3.392 g of unknown oxalate product is titrated with 0.201 M KMnO4. The initial burette reading is 11.23 mL, and the final burette reading is 46.88 mL. How many moles of MnO4- were added?

Once again any helpwould be greatly appreciated.

The balanced chemical equation is:

2MnO4^-(aq) + 16H^+(aq) + 5C2O4^-2 ---> 2Mn^+2 + 8H2O + 10CO2
46.88mL - 11.23mL = 35.65mL MnO4- solution
•Moles of MnO4^- = (0.03565L)(0.201mol/L)

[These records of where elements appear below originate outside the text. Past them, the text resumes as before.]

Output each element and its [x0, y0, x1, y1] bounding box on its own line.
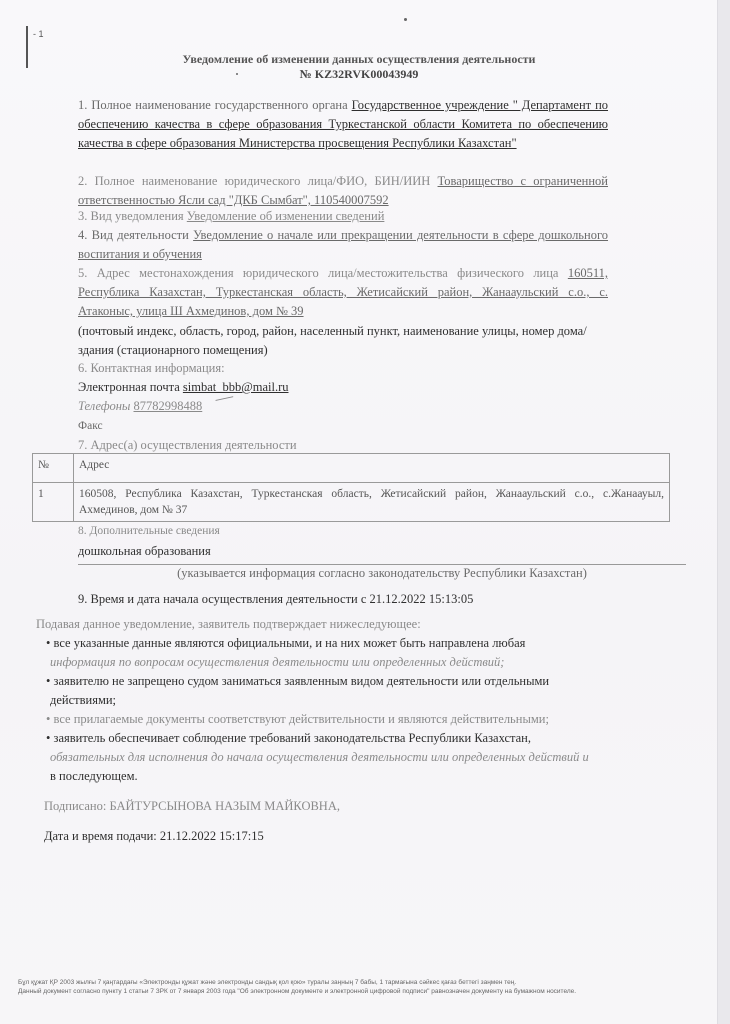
- section-8-label: 8. Дополнительные сведения: [78, 522, 608, 541]
- email-label: Электронная почта: [78, 380, 180, 394]
- confirmation-bullet-2-cont: действиями;: [50, 691, 690, 710]
- confirmation-bullet-1: • все указанные данные являются официаль…: [46, 634, 686, 653]
- confirmation-bullet-4-cont: обязательных для исполнения до начала ос…: [50, 748, 690, 767]
- submission-value: 21.12.2022 15:17:15: [160, 829, 264, 843]
- section-5-hint: (почтовый индекс, область, город, район,…: [78, 322, 608, 360]
- header-number: №: [33, 454, 74, 483]
- contact-email-row: Электронная почта simbat_bbb@mail.ru: [78, 378, 608, 397]
- section-1-label: 1. Полное наименование государственного …: [78, 98, 348, 112]
- section-9: 9. Время и дата начала осуществления дея…: [78, 590, 638, 609]
- fax-label: Факс: [78, 417, 608, 436]
- signature-name: БАЙТУРСЫНОВА НАЗЫМ МАЙКОВНА,: [109, 799, 340, 813]
- document-title: Уведомление об изменении данных осуществ…: [0, 52, 718, 67]
- submission-label: Дата и время подачи:: [44, 829, 157, 843]
- row-address: 160508, Республика Казахстан, Туркестанс…: [74, 483, 670, 522]
- submission-row: Дата и время подачи: 21.12.2022 15:17:15: [44, 827, 644, 846]
- section-4: 4. Вид деятельности Уведомление о начале…: [78, 226, 608, 264]
- scan-speck: [404, 18, 407, 21]
- legal-footer: Бұл құжат ҚР 2003 жылғы 7 қаңтардағы «Эл…: [18, 978, 698, 996]
- confirmation-bullet-4-end: в последующем.: [50, 767, 690, 786]
- section-6-label: 6. Контактная информация:: [78, 359, 608, 378]
- section-3-value: Уведомление об изменении сведений: [187, 209, 385, 223]
- section-5: 5. Адрес местонахождения юридического ли…: [78, 264, 608, 321]
- confirmation-bullet-4: • заявитель обеспечивает соблюдение треб…: [46, 729, 686, 748]
- contact-phone-row: Телефоны 87782998488: [78, 397, 608, 416]
- section-3: 3. Вид уведомления Уведомление об измене…: [78, 207, 608, 226]
- section-2-label: 2. Полное наименование юридического лица…: [78, 174, 430, 188]
- phone-label: Телефоны: [78, 399, 130, 413]
- table-row: 1 160508, Республика Казахстан, Туркеста…: [33, 483, 670, 522]
- footer-line-kz: Бұл құжат ҚР 2003 жылғы 7 қаңтардағы «Эл…: [18, 978, 698, 987]
- section-5-label: 5. Адрес местонахождения юридического ли…: [78, 266, 558, 280]
- confirmation-bullet-1-cont: информация по вопросам осуществления дея…: [50, 653, 690, 672]
- section-8-hint: (указывается информация согласно законод…: [78, 564, 686, 583]
- row-number: 1: [33, 483, 74, 522]
- confirmation-bullet-2: • заявителю не запрещено судом заниматьс…: [46, 672, 686, 691]
- section-3-label: 3. Вид уведомления: [78, 209, 184, 223]
- document-number: № KZ32RVK00043949: [0, 67, 718, 82]
- email-value[interactable]: simbat_bbb@mail.ru: [183, 380, 289, 394]
- section-2: 2. Полное наименование юридического лица…: [78, 172, 608, 210]
- footer-line-ru: Данный документ согласно пункту 1 статьи…: [18, 987, 698, 996]
- signature-row: Подписано: БАЙТУРСЫНОВА НАЗЫМ МАЙКОВНА,: [44, 797, 644, 816]
- section-4-label: 4. Вид деятельности: [78, 228, 189, 242]
- activity-address-table: № Адрес 1 160508, Республика Казахстан, …: [32, 453, 670, 522]
- header-address: Адрес: [74, 454, 670, 483]
- confirmation-intro: Подавая данное уведомление, заявитель по…: [36, 615, 676, 634]
- page-number: - 1: [33, 29, 44, 39]
- section-8-value: дошкольная образования: [78, 542, 608, 561]
- table-header-row: № Адрес: [33, 454, 670, 483]
- signature-label: Подписано:: [44, 799, 106, 813]
- page-edge: [717, 0, 730, 1024]
- confirmation-bullet-3: • все прилагаемые документы соответствую…: [46, 710, 686, 729]
- phone-value: 87782998488: [134, 399, 203, 413]
- section-1: 1. Полное наименование государственного …: [78, 96, 608, 153]
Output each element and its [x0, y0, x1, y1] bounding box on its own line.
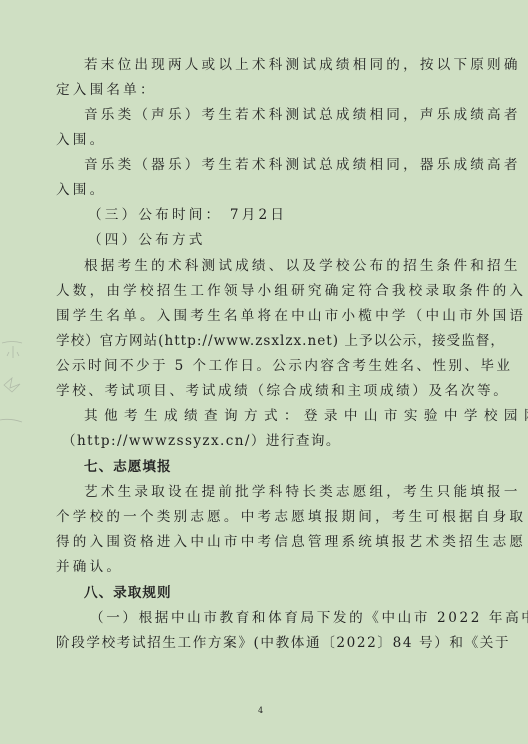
paragraph-line-url: （http://wwwzssyzx.cn/）进行查询。: [62, 432, 470, 450]
paragraph-line: 人数，由学校招生工作领导小组研究确定符合我校录取条件的入: [56, 282, 464, 300]
paragraph-line: 个学校的一个类别志愿。中考志愿填报期间，考生可根据自身取: [56, 508, 464, 526]
subheading-publish-method: （四）公布方式: [88, 231, 496, 249]
paragraph-line: 公示时间不少于 5 个工作日。公示内容含考生姓名、性别、毕业: [56, 357, 464, 375]
paragraph-line: 围学生名单。入围考生名单将在中山市小榄中学（中山市外国语: [56, 307, 464, 325]
paragraph-line: 学校、考试项目、考试成绩（综合成绩和主项成绩）及名次等。: [56, 382, 464, 400]
page-number: 4: [258, 706, 263, 715]
paragraph-line: 其他考生成绩查询方式：登录中山市实验中学校园网: [84, 407, 492, 425]
section-heading-admission: 八、录取规则: [84, 584, 492, 602]
paragraph-line: 音乐类（器乐）考生若术科测试总成绩相同，器乐成绩高者: [84, 156, 492, 174]
paragraph-line: 阶段学校考试招生工作方案》(中教体通〔2022〕84 号）和《关于: [56, 634, 464, 652]
paragraph-line: 入围。: [56, 131, 464, 149]
section-heading-volunteer: 七、志愿填报: [84, 458, 492, 476]
paragraph-line: 若末位出现两人或以上术科测试成绩相同的，按以下原则确: [84, 56, 492, 74]
paragraph-line: 音乐类（声乐）考生若术科测试总成绩相同，声乐成绩高者: [84, 106, 492, 124]
paragraph-line: 得的入围资格进入中山市中考信息管理系统填报艺术类招生志愿: [56, 533, 464, 551]
document-page: 若末位出现两人或以上术科测试成绩相同的，按以下原则确 定入围名单： 音乐类（声乐…: [0, 0, 528, 744]
paragraph-line: 艺术生录取设在提前批学科特长类志愿组，考生只能填报一: [84, 483, 492, 501]
subheading-publish-time: （三）公布时间： 7月2日: [88, 206, 496, 224]
paragraph-line: （一）根据中山市教育和体育局下发的《中山市 2022 年高中: [90, 609, 498, 627]
paragraph-line: 根据考生的术科测试成绩、以及学校公布的招生条件和招生: [84, 257, 492, 275]
paragraph-line: 定入围名单：: [56, 81, 464, 99]
paragraph-line: 入围。: [56, 181, 464, 199]
paragraph-line-url: 学校）官方网站(http://www.zsxlzx.net) 上予以公示，接受监…: [56, 332, 464, 350]
watermark-decoration-icon: [0, 340, 26, 450]
paragraph-line: 并确认。: [56, 558, 464, 576]
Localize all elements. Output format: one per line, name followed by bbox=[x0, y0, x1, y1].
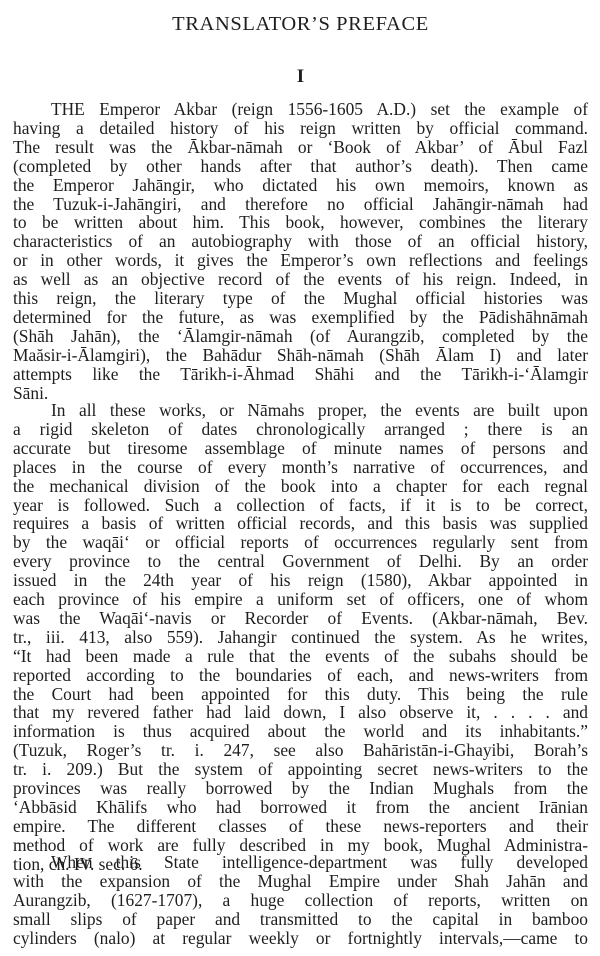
text-line: issued in the 24th year of his reign (15… bbox=[13, 571, 588, 590]
text-line: (completed by other hands after that aut… bbox=[13, 157, 588, 176]
text-line: tr., iii. 413, also 559). Jahangir conti… bbox=[13, 628, 588, 647]
text-line: every province to the central Government… bbox=[13, 552, 588, 571]
text-line: each province of his empire a uniform se… bbox=[13, 590, 588, 609]
text-line: When this State intelligence-department … bbox=[51, 853, 588, 872]
text-line: by the waqāi‘ or official reports of occ… bbox=[13, 533, 588, 552]
text-line: requires a basis of written official rec… bbox=[13, 514, 588, 533]
text-line: or in other words, it gives the Emperor’… bbox=[13, 251, 588, 270]
text-line: (Shāh Jahān), the ‘Ālamgir-nāmah (of Aur… bbox=[13, 327, 588, 346]
text-line: with the expansion of the Mughal Empire … bbox=[13, 872, 588, 891]
text-line: In all these works, or Nāmahs proper, th… bbox=[51, 401, 588, 420]
text-line: having a detailed history of his reign w… bbox=[13, 119, 588, 138]
text-line: was the Waqāi‘-navis or Recorder of Even… bbox=[13, 609, 588, 628]
text-line: places in the course of every month’s na… bbox=[13, 458, 588, 477]
text-line: THE Emperor Akbar (reign 1556-1605 A.D.)… bbox=[51, 100, 588, 119]
text-line: determined for the future, as was exempl… bbox=[13, 308, 588, 327]
text-line: tr. i. 209.) But the system of appointin… bbox=[13, 760, 588, 779]
text-line: accurate but tiresome assemblage of minu… bbox=[13, 439, 588, 458]
text-line: as well as an objective record of the ev… bbox=[13, 270, 588, 289]
text-line: Aurangzib, (1627-1707), a huge collectio… bbox=[13, 891, 588, 910]
text-line: (Tuzuk, Roger’s tr. i. 247, see also Bah… bbox=[13, 741, 588, 760]
text-line: the mechanical division of the book into… bbox=[13, 477, 588, 496]
text-line: the Tuzuk-i-Jahāngiri, and therefore no … bbox=[13, 195, 588, 214]
text-line: a rigid skeleton of dates chronologicall… bbox=[13, 420, 588, 439]
text-line: cylinders (nalo) at regular weekly or fo… bbox=[13, 929, 588, 948]
page-title: TRANSLATOR’S PREFACE bbox=[13, 13, 588, 36]
text-line: “It had been made a rule that the events… bbox=[13, 647, 588, 666]
text-line: information is thus acquired about the w… bbox=[13, 722, 588, 741]
text-line: this reign, the literary type of the Mug… bbox=[13, 289, 588, 308]
text-line: the Emperor Jahāngir, who dictated his o… bbox=[13, 176, 588, 195]
text-line: empire. The different classes of these n… bbox=[13, 817, 588, 836]
text-line: provinces was really borrowed by the Ind… bbox=[13, 779, 588, 798]
text-line: Maăsir-i-Ālamgiri), the Bahādur Shāh-nām… bbox=[13, 346, 588, 365]
text-line: The result was the Ākbar-nāmah or ‘Book … bbox=[13, 138, 588, 157]
text-line: reported according to the boundaries of … bbox=[13, 666, 588, 685]
text-line: year is followed. Such a collection of f… bbox=[13, 496, 588, 515]
text-line: that my revered father had laid down, I … bbox=[13, 703, 588, 722]
text-line: small slips of paper and transmitted to … bbox=[13, 910, 588, 929]
text-line: characteristics of an autobiography with… bbox=[13, 232, 588, 251]
text-line: attempts like the Tārikh-i-Āhmad Shāhi a… bbox=[13, 365, 588, 384]
text-line: to be written about him. This book, howe… bbox=[13, 213, 588, 232]
text-line: ‘Abbāsid Khālifs who had borrowed it fro… bbox=[13, 798, 588, 817]
text-line: the Court had been appointed for this du… bbox=[13, 685, 588, 704]
section-numeral: I bbox=[13, 66, 588, 88]
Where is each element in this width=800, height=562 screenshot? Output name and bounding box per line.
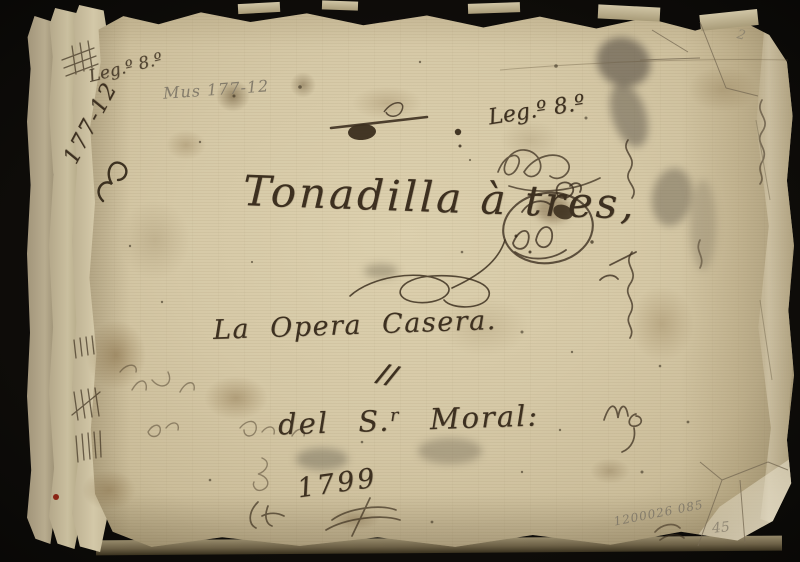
folio-number-pencil: 45 (711, 519, 730, 537)
photo-backdrop: 177-12 Leg.º 8.º Mus 177-12 Leg.º 8.º To… (0, 0, 800, 562)
torn-flap (598, 4, 661, 21)
torn-flap (468, 2, 520, 14)
author-superscript: r (390, 406, 401, 426)
author-pre: del S. (277, 404, 390, 442)
torn-flap (322, 0, 358, 10)
torn-flap (238, 2, 280, 14)
author-post: Moral: (400, 398, 540, 437)
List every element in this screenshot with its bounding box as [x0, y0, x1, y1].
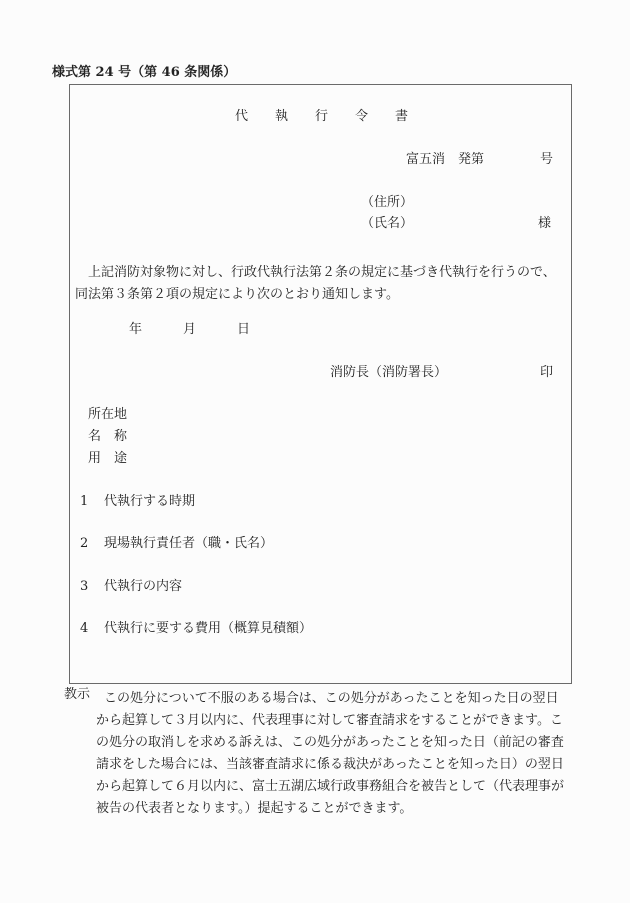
item-execution-cost: 4代執行に要する費用（概算見積額）: [80, 622, 312, 635]
instruction-line: 被告の代表者となります。）提起することができます。: [96, 798, 586, 820]
order-form-box: [69, 84, 572, 684]
item-execution-time: 1代執行する時期: [80, 495, 195, 508]
item-label: 代執行する時期: [104, 494, 195, 509]
document-title: 代執行令書: [235, 110, 435, 123]
item-number: 4: [80, 622, 104, 635]
item-label: 現場執行責任者（職・氏名）: [104, 536, 273, 551]
instruction-text: この処分について不服のある場合は、この処分があったことを知った日の翌日 から起算…: [96, 688, 586, 820]
date-year: 年: [129, 323, 183, 336]
date-month: 月: [183, 323, 237, 336]
item-execution-content: 3代執行の内容: [80, 580, 182, 593]
item-number: 3: [80, 580, 104, 593]
body-line: 同法第３条第２項の規定により次のとおり通知します。: [75, 284, 565, 306]
item-number: 1: [80, 495, 104, 508]
instruction-line: この処分について不服のある場合は、この処分があったことを知った日の翌日: [104, 688, 586, 710]
item-responsible-officer: 2現場執行責任者（職・氏名）: [80, 537, 273, 550]
seal-mark: 印: [540, 366, 553, 379]
notice-body-text: 上記消防対象物に対し、行政代執行法第２条の規定に基づき代執行を行うので、 同法第…: [75, 262, 565, 306]
title-char: 令: [355, 110, 395, 123]
item-number: 2: [80, 537, 104, 550]
instruction-heading: 教示: [64, 688, 90, 701]
title-char: 執: [275, 110, 315, 123]
instruction-line: から起算して３月以内に、代表理事に対して審査請求をすることができます。こ: [96, 710, 586, 732]
title-char: 行: [315, 110, 355, 123]
property-location-label: 所在地: [88, 408, 127, 421]
date-day: 日: [237, 323, 291, 336]
property-name-label: 名 称: [88, 430, 127, 443]
instruction-line: の処分の取消しを求める訴えは、この処分があったことを知った日（前記の審査: [96, 732, 586, 754]
recipient-name-label: （氏名）: [361, 217, 413, 230]
body-line: 上記消防対象物に対し、行政代執行法第２条の規定に基づき代執行を行うので、: [75, 262, 565, 284]
instruction-line: から起算して６月以内に、富士五湖広域行政事務組合を被告として（代表理事が: [96, 776, 586, 798]
title-char: 書: [395, 110, 435, 123]
issuer-title: 消防長（消防署長）: [330, 366, 447, 379]
issue-date: 年月日: [129, 323, 291, 336]
form-number-label: 様式第 24 号（第 46 条関係）: [52, 66, 236, 79]
document-number: 富五消 発第 号: [406, 153, 484, 166]
instruction-line: 請求をした場合には、当該審査請求に係る裁決があったことを知った日）の翌日: [96, 754, 586, 776]
item-label: 代執行の内容: [104, 579, 182, 594]
item-label: 代執行に要する費用（概算見積額）: [104, 621, 312, 636]
title-char: 代: [235, 110, 275, 123]
property-use-label: 用 途: [88, 452, 127, 465]
document-number-suffix: 号: [540, 153, 553, 166]
document-number-prefix: 富五消 発第: [406, 152, 484, 167]
recipient-honorific: 様: [538, 217, 551, 230]
recipient-address-label: （住所）: [361, 196, 413, 209]
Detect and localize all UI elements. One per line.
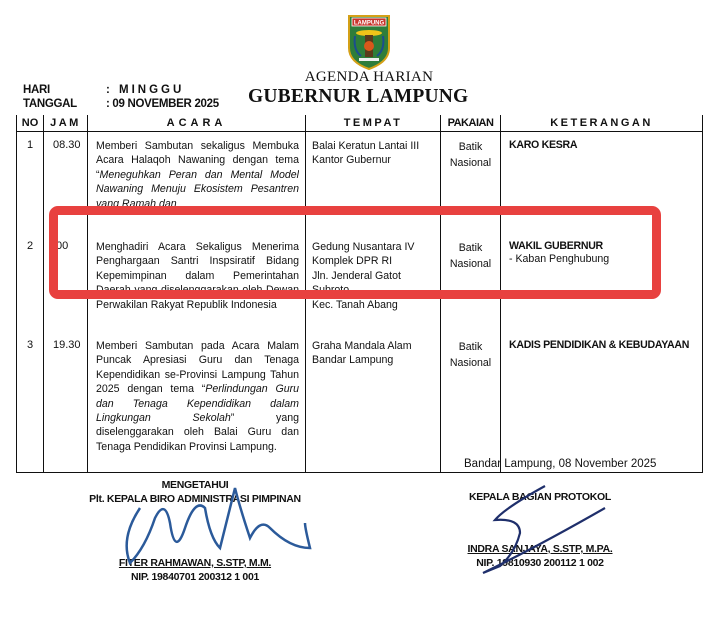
main-title: GUBERNUR LAMPUNG: [248, 86, 468, 108]
table-header-row: NO JAM ACARA TEMPAT PAKAIAN KETERANGAN: [17, 115, 703, 132]
row-keterangan: WAKIL GUBERNUR - Kaban Penghubung: [501, 233, 703, 332]
row-tempat: Balai Keratun Lantai III Kantor Gubernur: [306, 132, 441, 234]
signature-left-name: FITER RAHMAWAN, S.STP, M.M.: [75, 556, 315, 570]
row-jam: 19.30: [44, 332, 88, 473]
table-row: 2 .00 Menghadiri Acara Sekaligus Menerim…: [17, 233, 703, 332]
row-tempat: Graha Mandala Alam Bandar Lampung: [306, 332, 441, 473]
col-header-jam: JAM: [44, 115, 88, 132]
agenda-table: NO JAM ACARA TEMPAT PAKAIAN KETERANGAN 1…: [16, 115, 703, 473]
signature-left: MENGETAHUI Plt. KEPALA BIRO ADMINISTRASI…: [75, 478, 315, 584]
row-keterangan: KARO KESRA: [501, 132, 703, 234]
tempat-line: Bandar Lampung: [312, 353, 436, 367]
signature-right-name: INDRA SANJAYA, S.STP, M.PA.: [440, 542, 640, 556]
keterangan-sub: - Kaban Penghubung: [509, 253, 694, 266]
hari-value: : MINGGU: [106, 84, 184, 96]
row-acara: Memberi Sambutan pada Acara Malam Puncak…: [88, 332, 306, 473]
keterangan-main: KARO KESRA: [509, 139, 577, 151]
table-row: 3 19.30 Memberi Sambutan pada Acara Mala…: [17, 332, 703, 473]
row-acara: Menghadiri Acara Sekaligus Menerima Peng…: [88, 233, 306, 332]
col-header-tempat: TEMPAT: [306, 115, 441, 132]
tempat-line: Kec. Tanah Abang: [312, 298, 436, 311]
row-keterangan: KADIS PENDIDIKAN & KEBUDAYAAN: [501, 332, 703, 473]
tanggal-value: : 09 NOVEMBER 2025: [106, 98, 219, 110]
pakaian-line: Batik: [441, 339, 500, 355]
signature-left-nip: NIP. 19840701 200312 1 001: [75, 570, 315, 584]
row-no: 2: [17, 233, 44, 332]
signature-right-nip: NIP. 19810930 200112 1 002: [440, 556, 640, 570]
row-pakaian: Batik Nasional: [441, 132, 501, 234]
row-jam: 08.30: [44, 132, 88, 234]
table-row: 1 08.30 Memberi Sambutan sekaligus Membu…: [17, 132, 703, 234]
signature-left-title: Plt. KEPALA BIRO ADMINISTRASI PIMPINAN: [75, 492, 315, 506]
hari-label: HARI: [23, 84, 106, 96]
row-tempat: Gedung Nusantara IV Komplek DPR RI Jln. …: [306, 233, 441, 332]
svg-text:LAMPUNG: LAMPUNG: [354, 21, 385, 27]
acara-theme: Meneguhkan Peran dan Mental Model Nawani…: [96, 169, 299, 210]
keterangan-main: WAKIL GUBERNUR: [509, 240, 603, 252]
row-jam: .00: [44, 233, 88, 332]
row-pakaian: Batik Nasional: [441, 233, 501, 332]
tempat-line: Subroto: [312, 283, 436, 297]
pakaian-line: Nasional: [441, 355, 500, 371]
pakaian-line: Batik: [441, 240, 500, 256]
col-header-pakaian: PAKAIAN: [441, 115, 501, 132]
acara-text: Menghadiri Acara Sekaligus Menerima Peng…: [96, 241, 299, 311]
tempat-line: Komplek DPR RI: [312, 254, 436, 268]
col-header-no: NO: [17, 115, 44, 132]
lampung-emblem-icon: LAMPUNG: [347, 14, 391, 70]
pakaian-line: Nasional: [441, 155, 500, 171]
keterangan-main: KADIS PENDIDIKAN & KEBUDAYAAN: [509, 339, 694, 352]
row-no: 1: [17, 132, 44, 234]
pakaian-line: Nasional: [441, 256, 500, 272]
place-date: Bandar Lampung, 08 November 2025: [464, 458, 656, 470]
signature-right-title: KEPALA BAGIAN PROTOKOL: [440, 490, 640, 504]
tempat-line: Graha Mandala Alam: [312, 339, 436, 353]
tempat-line: Kantor Gubernur: [312, 153, 436, 167]
tanggal-row: TANGGAL: 09 NOVEMBER 2025: [23, 98, 219, 110]
tanggal-label: TANGGAL: [23, 98, 106, 110]
col-header-keterangan: KETERANGAN: [501, 115, 703, 132]
signature-right: KEPALA BAGIAN PROTOKOL INDRA SANJAYA, S.…: [440, 490, 640, 570]
tempat-line: Balai Keratun Lantai III: [312, 139, 436, 153]
hari-row: HARI: MINGGU: [23, 84, 184, 96]
row-acara: Memberi Sambutan sekaligus Membuka Acara…: [88, 132, 306, 234]
row-no: 3: [17, 332, 44, 473]
signature-left-heading: MENGETAHUI: [75, 478, 315, 492]
col-header-acara: ACARA: [88, 115, 306, 132]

To find the number of moles of MnO4- that were added, we need to determine the difference between the initial and final volumes of the KMnO4 solution used in the titration.

Step 1: Calculate the volume of KMnO4 solution used in the titration:
Volume used = Final volume - Initial volume
= 46.88 mL - 11.23 mL
= 35.65 mL

Step 2: Convert the volume used from milliliters to liters:
Volume used = 35.65 mL * (1 L / 1000 mL)
= 0.03565 L

Step 3: Calculate the number of moles of MnO4- using the equation:
moles of MnO4- = Molarity * Volume (in liters)

Given:
Molarity (M) = 0.201 M
Volume (in liters) = 0.03565 L

moles of MnO4- = 0.201 M * 0.03565 L
= 0.00718365 moles

Therefore, approximately 0.00718365 moles of MnO4- were added.